Friday night, the Las Vegas Aces were scheduled to play a WNBA game against the Washington Mystics.

But things happened along the way. I can’t find specific details, but the general summary is that it took the Aces 26 hours to get from Las Vegas to Washington, D.C. They arrived around 3:45 PM on Friday. The game was scheduled to start at 8 PM Friday, so they’d been travelling all that time and had about four hours to rest and get ready for the game.

The team thought this was unacceptable. The Aces had already been in contact with the player’s union throughout the whole travel fiasco, trying to get the game delayed: but the WNBA schedule is so tight at the moment the league didn’t feel like they could delay.

So the Aces just refused to play.

“We just really felt like after a full day at the airport, a night of no sleep, no proper nutrition, we were really putting ourselves at risk to go play very high-level, competitive basketball,” Aces center Carolyn Swords said. “It was a very difficult decision because we love what we do. We love the opportunity to compete in front of WNBA fans no matter what city we’re in.”

The Aces felt like they could trust the league to make a decision. And the league decided today.

It was a forfeit.

There was little precedent for the decision because the WNBA has never before canceled a game.
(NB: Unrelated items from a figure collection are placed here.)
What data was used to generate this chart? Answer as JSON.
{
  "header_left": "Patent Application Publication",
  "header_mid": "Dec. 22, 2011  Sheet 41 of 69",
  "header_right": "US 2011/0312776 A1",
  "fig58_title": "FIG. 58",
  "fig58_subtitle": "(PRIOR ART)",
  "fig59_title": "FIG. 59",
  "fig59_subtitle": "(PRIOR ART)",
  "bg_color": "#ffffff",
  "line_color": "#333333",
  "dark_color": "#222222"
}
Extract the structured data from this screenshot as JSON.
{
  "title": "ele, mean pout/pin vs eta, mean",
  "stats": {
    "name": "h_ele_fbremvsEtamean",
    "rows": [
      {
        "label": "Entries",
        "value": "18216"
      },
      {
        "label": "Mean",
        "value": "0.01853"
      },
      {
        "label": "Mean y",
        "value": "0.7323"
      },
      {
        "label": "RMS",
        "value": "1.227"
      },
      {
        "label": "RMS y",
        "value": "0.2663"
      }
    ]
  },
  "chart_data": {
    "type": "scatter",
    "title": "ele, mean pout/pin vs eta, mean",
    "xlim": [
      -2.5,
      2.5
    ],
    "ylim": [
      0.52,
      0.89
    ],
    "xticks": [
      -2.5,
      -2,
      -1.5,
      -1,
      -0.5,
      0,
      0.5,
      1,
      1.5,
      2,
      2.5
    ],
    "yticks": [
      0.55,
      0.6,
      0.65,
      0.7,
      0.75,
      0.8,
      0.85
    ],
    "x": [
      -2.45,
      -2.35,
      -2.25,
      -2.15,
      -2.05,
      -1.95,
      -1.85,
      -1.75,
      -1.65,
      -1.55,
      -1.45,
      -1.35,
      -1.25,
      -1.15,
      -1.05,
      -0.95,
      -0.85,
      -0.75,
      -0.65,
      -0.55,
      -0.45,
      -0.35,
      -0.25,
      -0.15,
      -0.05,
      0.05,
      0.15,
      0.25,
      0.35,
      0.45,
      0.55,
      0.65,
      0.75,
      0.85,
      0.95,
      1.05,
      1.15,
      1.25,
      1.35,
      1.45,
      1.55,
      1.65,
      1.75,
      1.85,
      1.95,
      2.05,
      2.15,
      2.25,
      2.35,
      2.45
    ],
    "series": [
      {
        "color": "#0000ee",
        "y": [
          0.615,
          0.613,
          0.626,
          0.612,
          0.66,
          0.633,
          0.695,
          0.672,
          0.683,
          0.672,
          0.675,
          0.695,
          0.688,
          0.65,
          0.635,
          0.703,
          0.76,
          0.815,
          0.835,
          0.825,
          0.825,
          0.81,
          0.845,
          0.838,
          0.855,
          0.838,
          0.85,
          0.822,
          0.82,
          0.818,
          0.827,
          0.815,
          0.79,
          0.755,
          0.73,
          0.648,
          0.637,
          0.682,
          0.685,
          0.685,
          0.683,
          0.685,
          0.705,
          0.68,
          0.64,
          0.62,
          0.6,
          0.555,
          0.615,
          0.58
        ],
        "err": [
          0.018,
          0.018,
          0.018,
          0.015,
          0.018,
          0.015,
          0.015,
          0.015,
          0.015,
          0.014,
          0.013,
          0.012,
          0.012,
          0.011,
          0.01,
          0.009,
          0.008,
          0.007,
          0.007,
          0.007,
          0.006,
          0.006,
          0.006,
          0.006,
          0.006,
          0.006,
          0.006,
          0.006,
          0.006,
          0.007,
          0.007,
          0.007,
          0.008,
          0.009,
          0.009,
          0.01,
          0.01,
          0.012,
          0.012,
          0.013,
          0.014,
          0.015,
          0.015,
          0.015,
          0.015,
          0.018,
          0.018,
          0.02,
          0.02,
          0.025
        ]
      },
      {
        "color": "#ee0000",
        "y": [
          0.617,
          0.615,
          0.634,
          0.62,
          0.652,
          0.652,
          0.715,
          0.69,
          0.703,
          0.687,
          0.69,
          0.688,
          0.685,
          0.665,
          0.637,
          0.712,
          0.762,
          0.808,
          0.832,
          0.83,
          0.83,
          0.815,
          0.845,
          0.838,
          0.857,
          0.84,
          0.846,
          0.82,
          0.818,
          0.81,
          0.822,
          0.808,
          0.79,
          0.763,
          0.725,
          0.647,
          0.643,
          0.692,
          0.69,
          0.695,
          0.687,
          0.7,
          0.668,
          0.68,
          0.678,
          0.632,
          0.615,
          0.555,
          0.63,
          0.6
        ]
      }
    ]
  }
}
There have been only a handful of instances over the past few decades in major sports in which teams have had to forfeit.
Most of those occurred because of fan involvement, notably the Chicago White Sox’s infamous Disco Demolition Night in 1979, when the field was so damaged the second game of a doubleheader could not be played.

As far as I can tell, while there is a Wikipedia page on forfeits in sport, and a seperate one for baseball specifically, I can’t tell if any basketball game – NCAA, NBA, or WNBA – has been forfeited before now. (The NCAA has voided wins, but that’s different.)

The National Football League rulebook has a provision for forfeiture but has never used it (there was at least one alleged “forfeit” in the 1921 NFL season, but because league schedules were so fluid in the 1920s and it was never clear who was at fault for the game not being played, the league now considers it a cancellation, which was very common at the time). Former NFL commissioner Pete Rozelle noted that he had never used the league’s forfeit provisions and would never change the result of a game after the fact, a stance that prevented the result of the Snowplow Game, a game that had been decided on an acknowledged but unpunished unfair act, from being forfeited. It was briefly discussed as a potential punishment during Spygate but never implemented.

The last forfeit I know of in NCAA football – or in any other sport before now – was the Grambling State-Jackson State game in 2013. I welcome correction if anybody has a more recent example.

Edited to add: Ooops. Missed that California University of Pennsylvania forfeited one in 2014 after five players were charged with assault.

(“Don’t WNBA teams fly charter?” I think that’s covered in one of the links, but the short answer is: no, the league ordinarily doesn’t allow charter flights in order to keep a level playing field, since some teams have more resources than others. The league did give special permission to the Aces to arrange a charter while all of this was going on, but the team wasn’t able to arrange one on short notice.)

2 Responses to “This never happens.”

  1. The 1967–68 New Jersey Americans (later the New Jersey Nets) forfeited a playoff game in the ABA due to unsafe playing conditions (water leaking onto the floor). The ABA would later merge with the NBA.

  2. stainles says:

    I should have expected you’d dig that out.

    And who were the New Jersey Americans playing? The Kentucky Colonels. Who were a real ABA team, and not just another brand of the Washington Generals.

    I’d probably watch more basketball if the NBA was more like the old ABA.